Explicitation de la théorie :

Ce modèle montre les interactions qui existent entre trois concepts clé dans le milieu du handicap.

  • Habitudes de vie

  • Facteurs environnementaux

  • Facteurs personnels

L’épanouissement d’une personne dans la société, tout au long de sa vie, peut s’évaluer à partir de sa situation de participation sociale. Pour cela, RIPPH (Réseau International sur le Processus de Production du Handicap) a établi une échelle de mesures qui va de situation de participation optimale à situation de handicap complet.

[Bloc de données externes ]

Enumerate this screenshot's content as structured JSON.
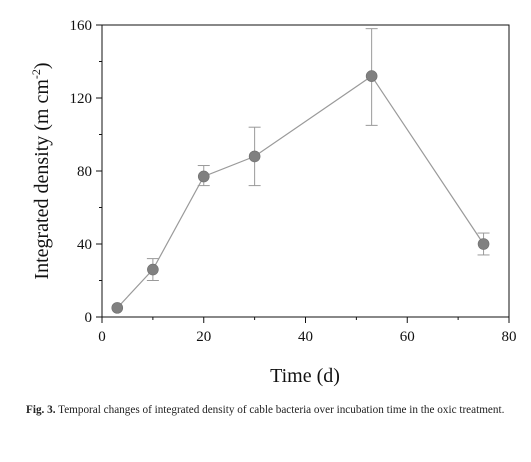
{
  "chart_data": {
    "type": "scatter",
    "xlabel": "Time (d)",
    "ylabel_main": "Integrated density (m cm",
    "ylabel_sup": "-2",
    "ylabel_end": ")",
    "xlim": [
      0,
      80
    ],
    "ylim": [
      0,
      160
    ],
    "x_ticks": [
      "0",
      "20",
      "40",
      "60",
      "80"
    ],
    "y_ticks": [
      "0",
      "40",
      "80",
      "120",
      "160"
    ],
    "grid": false,
    "legend": "none",
    "marker_color": "#808080",
    "line_color": "#9a9a9a",
    "points": [
      {
        "x": 3,
        "y": 5,
        "err_low": 5,
        "err_high": 5
      },
      {
        "x": 10,
        "y": 26,
        "err_low": 20,
        "err_high": 32
      },
      {
        "x": 20,
        "y": 77,
        "err_low": 72,
        "err_high": 83
      },
      {
        "x": 30,
        "y": 88,
        "err_low": 72,
        "err_high": 104
      },
      {
        "x": 53,
        "y": 132,
        "err_low": 105,
        "err_high": 158
      },
      {
        "x": 75,
        "y": 40,
        "err_low": 34,
        "err_high": 46
      }
    ]
  },
  "caption": {
    "label": "Fig. 3.",
    "text": "Temporal changes of integrated density of cable bacteria over incubation time in the oxic treatment."
  }
}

Le souci est que cette participation sociale peut être entravée par des obstacles au sein de l’environnement, ce qui empêche et rend difficile la réalisation des habitudes de vie.

 

Le RIPPH a classé ces habitudes de vie en deux catégories : les activités courantes et les rôles sociaux.

Activités courantes

  • Communication

  • Déplacements

  • Nutrition

  • Condition physique et bien-être psychologique

  • Soins personnels et de santé

  • Habitation

Rôles sociaux

  • Responsabilités

  • Relations interpersonnelles

  • Vie associative et spirituelle

  • Éducation

  • Travail

  • Loisirs

Les facteurs environnementaux quant à eux se répartissent en facteurs sociaux et facteurs physiques.

Facteurs sociaux :

Facteurs politico-économiques

  • Systèmes politiques et structures gouvernementales

  • Système juridique

  • Système économique

  • Système socio-sanitaire

  • Système éducatif

  • Infrastructures publiques

  • Organisations communautaires

Facteurs socio-culturels

  • Réseau social

  • Règles sociales

Facteurs physiques :

Nature

  • Géographie physique

  • Climat

  • Temps

  • Bruits

  • Électricité et magnétisme

  • Luminosité

Aménagements

  • Architecture

  • Aménagement du territoire

  • Technologies

Je trouve que le MDH-PPH permet de mettre en évidence que le handicap peut être créé par des problèmes au sein de l’environnement. Une personne présentant dans ses facteurs personnels une déficience peut se retrouver dans une situation de handicap par l’inadaptation de son environnement, l’empêchant ainsi de développer sa participation sociale dans des activités du quotidien.

Le vrai handicap n'est pas forcément la déficience en elle-même mais plutôt l'ensemble des barrières qui empêchent la personne souffrant de cette déficience de participer pleinement à la société. Ces barrières environnementales peuvent être de nature physique, sociale, économique, politique, ...

Lien avec Sophia et Isabelle :

Pour Isabelle et sa famille, la surdité n'est pas un handicap mais une différence naturelle qui la définit comme appartenant à une culture minoritaire. Il n'est pas question de déficience, de soigner ou rééduquer mais plutôt de vivre au sein d'une communauté qui partage une culture qui lui est propre.

En revanche  pour Sophia, c'est un peu différent. Son handicap est entre le visible et l'invisible. Il est visible dans le sens où l'on peut voir ses appareils (implants). Son handicap va pouvoir ainsi être mis en évidence, elle tentera alors de le dissimuler pour paraître la plus normale possible même si elle n'est pas perçue comme tel. Il peut également être invisible, dans ce cas, elle va tenter de se fondre dans la masse pour paraître normale, elle contrôlera l'information sociale qui circule pour garder les apparences.

Elle est donc partagée entre :

          - accepter sa différence (et donc renoncer à la normalité) que ce soit vis-à-vis des personnes

            entendantes ou sourdes. 

          - s'accepter comme normale (ce qui implique de cacher, couvrir et nier sa différence)

Mais je pense qu'il existe une troisième possibilité, s'accepter comme elle est. Et c'est sur cette question que je souhaite baser mon accompagnement.

Piste d'accompagnement :

En tant que future spécialiste en orthopédagogie, je pense que je proposerais un accompagnement ciblé sur l'acceptation de l'implant tant pour Sophia que pour ses parents adoptifs. Cependant, il me semble important de travailler également sur la confiance en soi de Sophia.